Franke: ‘The Big Sort’

March 9, 2022

by Mark Franke

Journalist Bill Bishop coined the term “the Big Sort” to describe an increasing propensity among Americans to sort themselves into clusters of like-minded groups. One would think this is only natural as people tend to gravitate toward others with similar interests, lifestyles and affinities.

Take housing. To a large extent we tend to buy houses in neighborhoods that attract us, not least due to housing costs reflecting our income levels. We buy as nice a house as we can afford and that puts us among others of similar economic status.
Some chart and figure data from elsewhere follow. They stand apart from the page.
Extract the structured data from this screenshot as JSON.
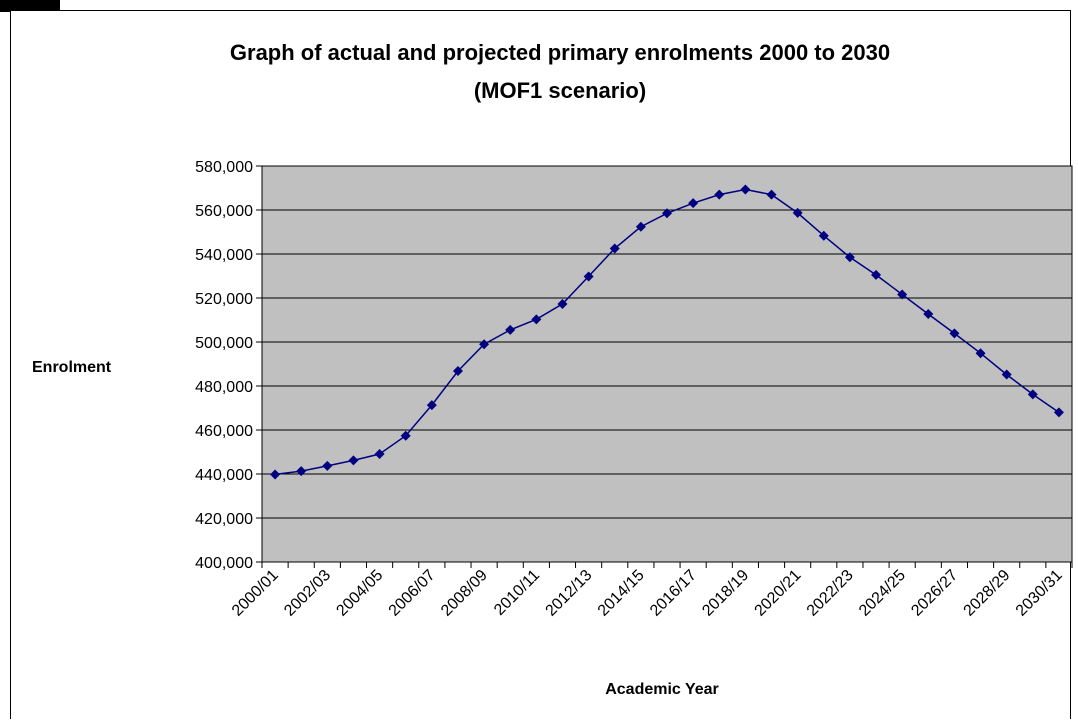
{
  "chart_data": {
    "type": "line",
    "title_lines": [
      "Graph of actual and projected primary enrolments 2000 to 2030",
      "(MOF1 scenario)"
    ],
    "xlabel": "Academic Year",
    "ylabel": "Enrolment",
    "ylim": [
      400000,
      580000
    ],
    "y_ticks": [
      "400,000",
      "420,000",
      "440,000",
      "460,000",
      "480,000",
      "500,000",
      "520,000",
      "540,000",
      "560,000",
      "580,000"
    ],
    "x_tick_labels": [
      "2000/01",
      "2002/03",
      "2004/05",
      "2006/07",
      "2008/09",
      "2010/11",
      "2012/13",
      "2014/15",
      "2016/17",
      "2018/19",
      "2020/21",
      "2022/23",
      "2024/25",
      "2026/27",
      "2028/29",
      "2030/31"
    ],
    "categories": [
      "2000/01",
      "2001/02",
      "2002/03",
      "2003/04",
      "2004/05",
      "2005/06",
      "2006/07",
      "2007/08",
      "2008/09",
      "2009/10",
      "2010/11",
      "2011/12",
      "2012/13",
      "2013/14",
      "2014/15",
      "2015/16",
      "2016/17",
      "2017/18",
      "2018/19",
      "2019/20",
      "2020/21",
      "2021/22",
      "2022/23",
      "2023/24",
      "2024/25",
      "2025/26",
      "2026/27",
      "2027/28",
      "2028/29",
      "2029/30",
      "2030/31"
    ],
    "values": [
      439800,
      441300,
      443700,
      446200,
      449100,
      457400,
      471300,
      486800,
      499000,
      505500,
      510300,
      517300,
      529800,
      542500,
      552400,
      558500,
      563100,
      567000,
      569300,
      567000,
      558700,
      548300,
      538500,
      530500,
      521600,
      512700,
      503900,
      494900,
      485200,
      476200,
      468000
    ],
    "grid": true,
    "legend": "none",
    "colors": {
      "series": "#000080",
      "plot_background": "#c0c0c0",
      "gridline": "#000000"
    }
  }
}
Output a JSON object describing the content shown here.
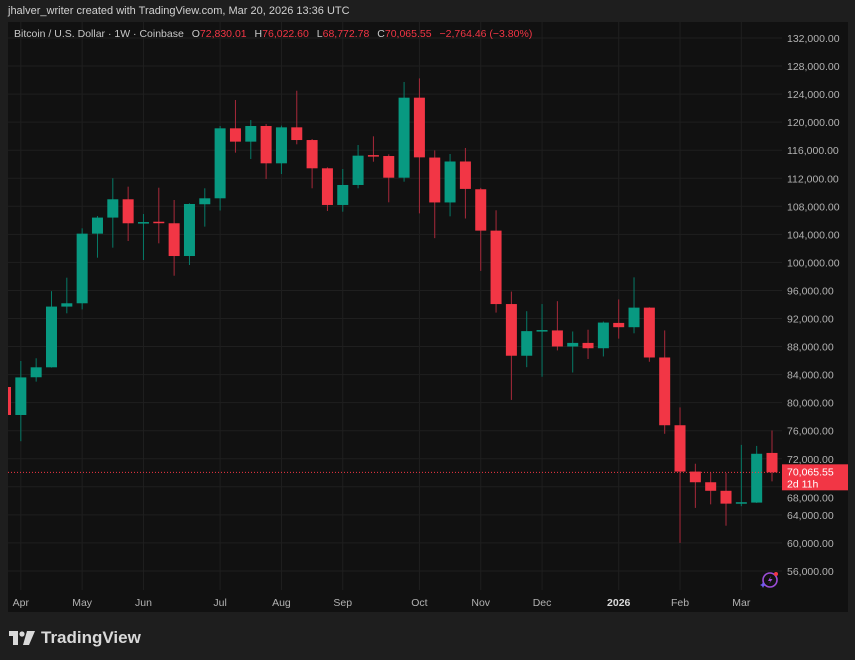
{
  "credit": "jhalver_writer created with TradingView.com, Mar 20, 2026 13:36 UTC",
  "legend": {
    "symbol": "Bitcoin / U.S. Dollar · 1W · Coinbase",
    "o_label": "O",
    "o": "72,830.01",
    "h_label": "H",
    "h": "76,022.60",
    "l_label": "L",
    "l": "68,772.78",
    "c_label": "C",
    "c": "70,065.55",
    "change": "−2,764.46 (−3.80%)"
  },
  "price_label": {
    "value": "70,065.55",
    "countdown": "2d 11h"
  },
  "brand": "TradingView",
  "colors": {
    "up": "#089981",
    "down": "#f23645",
    "background": "#111111",
    "grid": "#1f1f1f"
  },
  "icons": [
    "tradingview-logo-icon",
    "alert-lightning-icon"
  ],
  "chart_data": {
    "type": "candlestick",
    "interval": "1W",
    "ylim": [
      54000,
      134000
    ],
    "grid": true,
    "y_ticks": [
      "132,000.00",
      "128,000.00",
      "124,000.00",
      "120,000.00",
      "116,000.00",
      "112,000.00",
      "108,000.00",
      "104,000.00",
      "100,000.00",
      "96,000.00",
      "92,000.00",
      "88,000.00",
      "84,000.00",
      "80,000.00",
      "76,000.00",
      "72,000.00",
      "68,000.00",
      "64,000.00",
      "60,000.00",
      "56,000.00"
    ],
    "x_ticks": [
      {
        "label": "Apr",
        "index": 1
      },
      {
        "label": "May",
        "index": 5
      },
      {
        "label": "Jun",
        "index": 9
      },
      {
        "label": "Jul",
        "index": 14
      },
      {
        "label": "Aug",
        "index": 18
      },
      {
        "label": "Sep",
        "index": 22
      },
      {
        "label": "Oct",
        "index": 27
      },
      {
        "label": "Nov",
        "index": 31
      },
      {
        "label": "Dec",
        "index": 35
      },
      {
        "label": "2026",
        "index": 40,
        "bold": true
      },
      {
        "label": "Feb",
        "index": 44
      },
      {
        "label": "Mar",
        "index": 48
      }
    ],
    "last_price": 70065.55,
    "ohlc": [
      [
        82230,
        84000,
        77000,
        78240
      ],
      [
        78240,
        85940,
        74500,
        83600
      ],
      [
        83620,
        86330,
        83000,
        85040
      ],
      [
        85040,
        95900,
        85000,
        93700
      ],
      [
        93700,
        97820,
        92740,
        94170
      ],
      [
        94170,
        104860,
        93300,
        104100
      ],
      [
        104100,
        106620,
        100670,
        106390
      ],
      [
        106390,
        112000,
        102100,
        109000
      ],
      [
        109000,
        110800,
        103050,
        105580
      ],
      [
        105650,
        106900,
        100340,
        105750
      ],
      [
        105800,
        110650,
        102720,
        105600
      ],
      [
        105580,
        108900,
        98100,
        100910
      ],
      [
        100910,
        108430,
        99630,
        108330
      ],
      [
        108290,
        110570,
        105100,
        109140
      ],
      [
        109140,
        119450,
        107400,
        119120
      ],
      [
        119120,
        123160,
        115650,
        117220
      ],
      [
        117220,
        120300,
        114750,
        119450
      ],
      [
        119450,
        119740,
        111900,
        114130
      ],
      [
        114130,
        119500,
        112600,
        119260
      ],
      [
        119260,
        124480,
        116840,
        117450
      ],
      [
        117450,
        117600,
        110570,
        113420
      ],
      [
        113420,
        113560,
        107330,
        108190
      ],
      [
        108190,
        113320,
        107230,
        111040
      ],
      [
        111040,
        116740,
        110570,
        115220
      ],
      [
        115300,
        117980,
        114360,
        115200
      ],
      [
        115170,
        115410,
        108570,
        112080
      ],
      [
        112080,
        125730,
        111510,
        123490
      ],
      [
        123490,
        126250,
        107000,
        114980
      ],
      [
        114950,
        115970,
        103460,
        108550
      ],
      [
        108550,
        115460,
        106570,
        114390
      ],
      [
        114390,
        116320,
        106260,
        110480
      ],
      [
        110430,
        110630,
        98790,
        104530
      ],
      [
        104530,
        107430,
        92840,
        94060
      ],
      [
        94060,
        95840,
        80390,
        86690
      ],
      [
        86690,
        93040,
        85060,
        90200
      ],
      [
        90250,
        94060,
        83690,
        90350
      ],
      [
        90300,
        94470,
        87450,
        88010
      ],
      [
        88010,
        90150,
        84300,
        88520
      ],
      [
        88520,
        90400,
        86230,
        87760
      ],
      [
        87760,
        91570,
        86590,
        91420
      ],
      [
        91370,
        94720,
        89130,
        90760
      ],
      [
        90760,
        97870,
        89890,
        93550
      ],
      [
        93550,
        93600,
        85830,
        86440
      ],
      [
        86440,
        90300,
        75560,
        76780
      ],
      [
        76780,
        79320,
        60000,
        70170
      ],
      [
        70170,
        71290,
        64990,
        68650
      ],
      [
        68650,
        69970,
        65500,
        67430
      ],
      [
        67430,
        69970,
        62450,
        65600
      ],
      [
        65700,
        73980,
        65240,
        65800
      ],
      [
        65750,
        73830,
        65700,
        72710
      ],
      [
        72830.01,
        76022.6,
        68772.78,
        70065.55
      ]
    ]
  }
}
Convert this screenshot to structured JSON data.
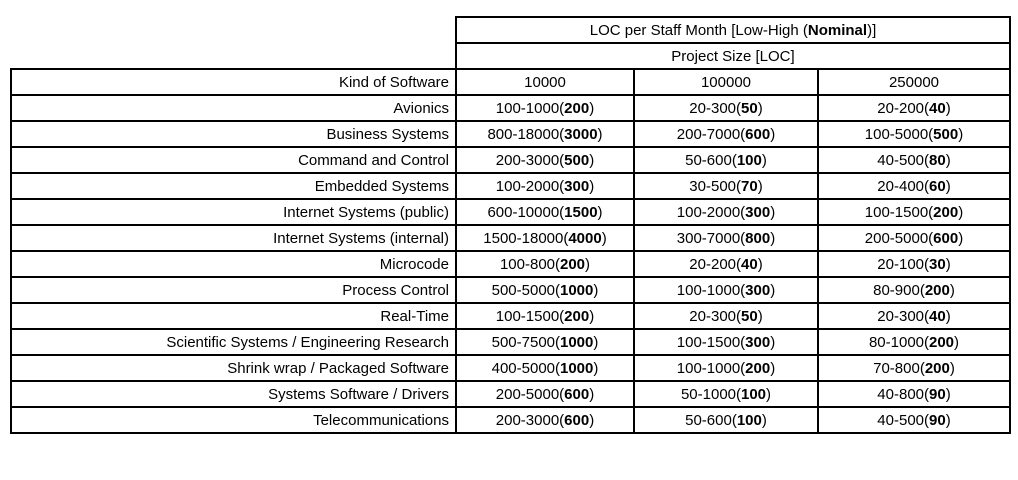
{
  "table": {
    "title": {
      "prefix": "LOC per Staff Month [Low-High (",
      "bold": "Nominal",
      "suffix": ")]"
    },
    "subtitle": "Project Size [LOC]",
    "row_header_label": "Kind of Software",
    "size_columns": [
      "10000",
      "100000",
      "250000"
    ],
    "rows": [
      {
        "kind": "Avionics",
        "cells": [
          {
            "range": "100-1000",
            "nominal": "200"
          },
          {
            "range": "20-300",
            "nominal": "50"
          },
          {
            "range": "20-200",
            "nominal": "40"
          }
        ]
      },
      {
        "kind": "Business Systems",
        "cells": [
          {
            "range": "800-18000",
            "nominal": "3000"
          },
          {
            "range": "200-7000",
            "nominal": "600"
          },
          {
            "range": "100-5000",
            "nominal": "500"
          }
        ]
      },
      {
        "kind": "Command and Control",
        "cells": [
          {
            "range": "200-3000",
            "nominal": "500"
          },
          {
            "range": "50-600",
            "nominal": "100"
          },
          {
            "range": "40-500",
            "nominal": "80"
          }
        ]
      },
      {
        "kind": "Embedded Systems",
        "cells": [
          {
            "range": "100-2000",
            "nominal": "300"
          },
          {
            "range": "30-500",
            "nominal": "70"
          },
          {
            "range": "20-400",
            "nominal": "60"
          }
        ]
      },
      {
        "kind": "Internet Systems (public)",
        "cells": [
          {
            "range": "600-10000",
            "nominal": "1500"
          },
          {
            "range": "100-2000",
            "nominal": "300"
          },
          {
            "range": "100-1500",
            "nominal": "200"
          }
        ]
      },
      {
        "kind": "Internet Systems (internal)",
        "cells": [
          {
            "range": "1500-18000",
            "nominal": "4000"
          },
          {
            "range": "300-7000",
            "nominal": "800"
          },
          {
            "range": "200-5000",
            "nominal": "600"
          }
        ]
      },
      {
        "kind": "Microcode",
        "cells": [
          {
            "range": "100-800",
            "nominal": "200"
          },
          {
            "range": "20-200",
            "nominal": "40"
          },
          {
            "range": "20-100",
            "nominal": "30"
          }
        ]
      },
      {
        "kind": "Process Control",
        "cells": [
          {
            "range": "500-5000",
            "nominal": "1000"
          },
          {
            "range": "100-1000",
            "nominal": "300"
          },
          {
            "range": "80-900",
            "nominal": "200"
          }
        ]
      },
      {
        "kind": "Real-Time",
        "cells": [
          {
            "range": "100-1500",
            "nominal": "200"
          },
          {
            "range": "20-300",
            "nominal": "50"
          },
          {
            "range": "20-300",
            "nominal": "40"
          }
        ]
      },
      {
        "kind": "Scientific Systems / Engineering Research",
        "cells": [
          {
            "range": "500-7500",
            "nominal": "1000"
          },
          {
            "range": "100-1500",
            "nominal": "300"
          },
          {
            "range": "80-1000",
            "nominal": "200"
          }
        ]
      },
      {
        "kind": "Shrink wrap / Packaged Software",
        "cells": [
          {
            "range": "400-5000",
            "nominal": "1000"
          },
          {
            "range": "100-1000",
            "nominal": "200"
          },
          {
            "range": "70-800",
            "nominal": "200"
          }
        ]
      },
      {
        "kind": "Systems Software / Drivers",
        "cells": [
          {
            "range": "200-5000",
            "nominal": "600"
          },
          {
            "range": "50-1000",
            "nominal": "100"
          },
          {
            "range": "40-800",
            "nominal": "90"
          }
        ]
      },
      {
        "kind": "Telecommunications",
        "cells": [
          {
            "range": "200-3000",
            "nominal": "600"
          },
          {
            "range": "50-600",
            "nominal": "100"
          },
          {
            "range": "40-500",
            "nominal": "90"
          }
        ]
      }
    ]
  }
}
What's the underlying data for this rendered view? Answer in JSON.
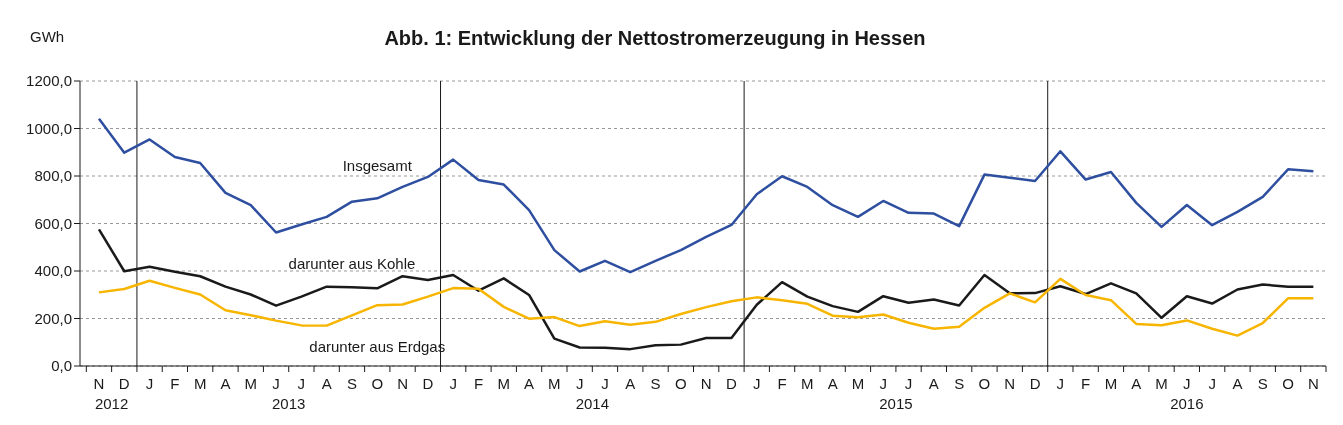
{
  "chart_data": {
    "type": "line",
    "title": "Abb. 1: Entwicklung der Nettostromerzeugung in Hessen",
    "ylabel": "GWh",
    "categories": [
      "N",
      "D",
      "J",
      "F",
      "M",
      "A",
      "M",
      "J",
      "J",
      "A",
      "S",
      "O",
      "N",
      "D",
      "J",
      "F",
      "M",
      "A",
      "M",
      "J",
      "J",
      "A",
      "S",
      "O",
      "N",
      "D",
      "J",
      "F",
      "M",
      "A",
      "M",
      "J",
      "J",
      "A",
      "S",
      "O",
      "N",
      "D",
      "J",
      "F",
      "M",
      "A",
      "M",
      "J",
      "J",
      "A",
      "S",
      "O",
      "N"
    ],
    "series": [
      {
        "name": "Insgesamt",
        "color": "#2e4fa0",
        "values": [
          1041,
          898,
          954,
          880,
          855,
          729,
          677,
          562,
          596,
          628,
          692,
          706,
          754,
          796,
          869,
          783,
          764,
          656,
          488,
          398,
          443,
          395,
          443,
          488,
          544,
          594,
          723,
          799,
          754,
          677,
          628,
          695,
          645,
          642,
          589,
          806,
          793,
          779,
          904,
          785,
          817,
          687,
          586,
          678,
          593,
          649,
          712,
          828,
          820
        ]
      },
      {
        "name": "darunter aus Kohle",
        "color": "#1a1a1a",
        "values": [
          575,
          399,
          418,
          397,
          378,
          334,
          301,
          254,
          292,
          334,
          332,
          327,
          378,
          362,
          383,
          317,
          369,
          299,
          115,
          78,
          77,
          71,
          87,
          90,
          118,
          118,
          258,
          353,
          292,
          252,
          228,
          294,
          266,
          280,
          255,
          383,
          306,
          307,
          336,
          303,
          348,
          306,
          203,
          294,
          263,
          322,
          343,
          334,
          334
        ]
      },
      {
        "name": "darunter aus Erdgas",
        "color": "#f7b500",
        "values": [
          310,
          324,
          359,
          329,
          301,
          235,
          214,
          191,
          171,
          170,
          213,
          256,
          259,
          292,
          328,
          325,
          249,
          199,
          206,
          168,
          188,
          174,
          186,
          219,
          248,
          273,
          289,
          277,
          262,
          212,
          205,
          217,
          182,
          157,
          165,
          245,
          306,
          268,
          367,
          299,
          277,
          177,
          172,
          192,
          157,
          128,
          181,
          285,
          285
        ]
      }
    ],
    "ylim": [
      0,
      1200
    ],
    "yticks": [
      {
        "value": 0,
        "label": "0,0"
      },
      {
        "value": 200,
        "label": "200,0"
      },
      {
        "value": 400,
        "label": "400,0"
      },
      {
        "value": 600,
        "label": "600,0"
      },
      {
        "value": 800,
        "label": "800,0"
      },
      {
        "value": 1000,
        "label": "1000,0"
      },
      {
        "value": 1200,
        "label": "1200,0"
      }
    ],
    "grid": "y",
    "marker": "none",
    "line_style": "solid",
    "annotations": [
      "2012",
      "2013",
      "2014",
      "2015",
      "2016"
    ]
  }
}
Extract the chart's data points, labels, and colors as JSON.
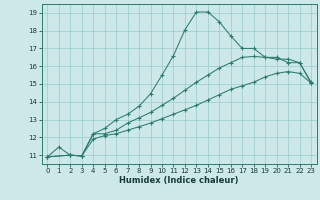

The same occurs in the organizations we join. Churches, civic groups, veterans organizations and volunteer opportunities all tend to find us with others sharing these same interests and values. This hardly makes us automatons in our thinking but it does influence us as we find much in common within our group. Yet it can become self-reinforcing, a type of closed loop feedback, especially when we get addicted to a cable news network.

What Bishop observed way back in 2004 was its unintended consequence to induce homogeneity to the point of insularism, my term not his. We not only become more ignorant of how others think but lose the ability to understand them. Empathy goes out the door right behind sympathy.

I doubt that Bishop could foresee how prescient he was. Who would have thought things would become this polarized this quickly? It’s not just a matter of red and blue states; break the voting down by county or congressional district and the polarization becomes even more pronounced. We have become two nations of residents who don’t talk to each other, let alone respect each other. E pluribus unum has become an unfunny joke.

The S-word, secession, is edging its way into our discourse and not just by disgruntled crazies. F. H. Buckley has proposed a “secession lite” in which the Constitution’s original goal of federalism returns as the law of the land — or the laws of the various lands — as states and communities create their own cultural environments that attract like-minded transplants from other, different cultural polities. Think back to the early decades of our nation before the federal government, particularly the executive branch, subsumed all in its path. Imagine the Ninth and Tenth Amendments back on the judicial table.

Maybe I am regressing to irreversible cynical geezerdom but I can’t be that wrong, can I? Fortunately for my sanity if not for my optimism, the Hoover Institute’s annual survey of American opinion on political and societal issues validates my cynicism . . . to a degree. Hoover’s “Vital Signs” poll is designed as “an attempt to determine the extent to which polarization and partisanship impede constructive policy making and political leaders’ ability to find common ground in confronting the most pressing issues facing the nation.”

Good luck with that, especially after reading some of the results.

There are 132 questions in the poll and not all present a bleak outlook on our future. Yet several questions focus on the issue Bishop raised 18 years ago and confirm his hypothesis. The “best friend” question responses skew as one would expect — Democrats hang out with other Democrats and Republicans hang out with other Republicans.

More than half the respondents said that most of their friends are of the same party, but around a quarter said their friends are evenly split between the parties. It may result from the fact that about 40 percent report that they rarely or never discuss politics. More encouragingly, better than three-quarters say they don’t feel pressure or intimidation from others to avoid speaking their minds. I found it interesting that when asked if friends keep their views to themselves to avoid conflict, the responses were evenly split among yes, no and don’t know.

So maybe things aren’t as bad as they seem. Perhaps we can remain civil with each other and even maintain friendships across party and ideological lines.

I can’t help but wonder, though, if the Hawthorne Effect was at play in this survey. This theory, which I was required to study in several business school classes, suggests that people adapt their behavior when being observed. That’s an oversimplification but it may explain why polling data doesn’t seem to track so well with reality. Remember all those polling fiascos that occur each November?

New Yorker columnist wrote in 1972 that she knew only one person who voted for Richard Nixon, an election in which he carried 49 states. She probably doesn’t know anyone who voted for Donald Trump, that lone Republican holdout having either repented of his sins or decamped to a red state. Sadly, she is not alone among East coast elites or Midwestern deplorables. We all must plead guilty to having sorted ourselves.

I am encouraged by the myth of Pandora’s box. After all the evil escaped, one thing remained. Hope.

Mark Franke, M.B.A., an adjunct scholar of the Indiana Policy Review and its book reviewer, is formerly an associate vice-chancellor at Indiana University-Purdue University Fort Wayne.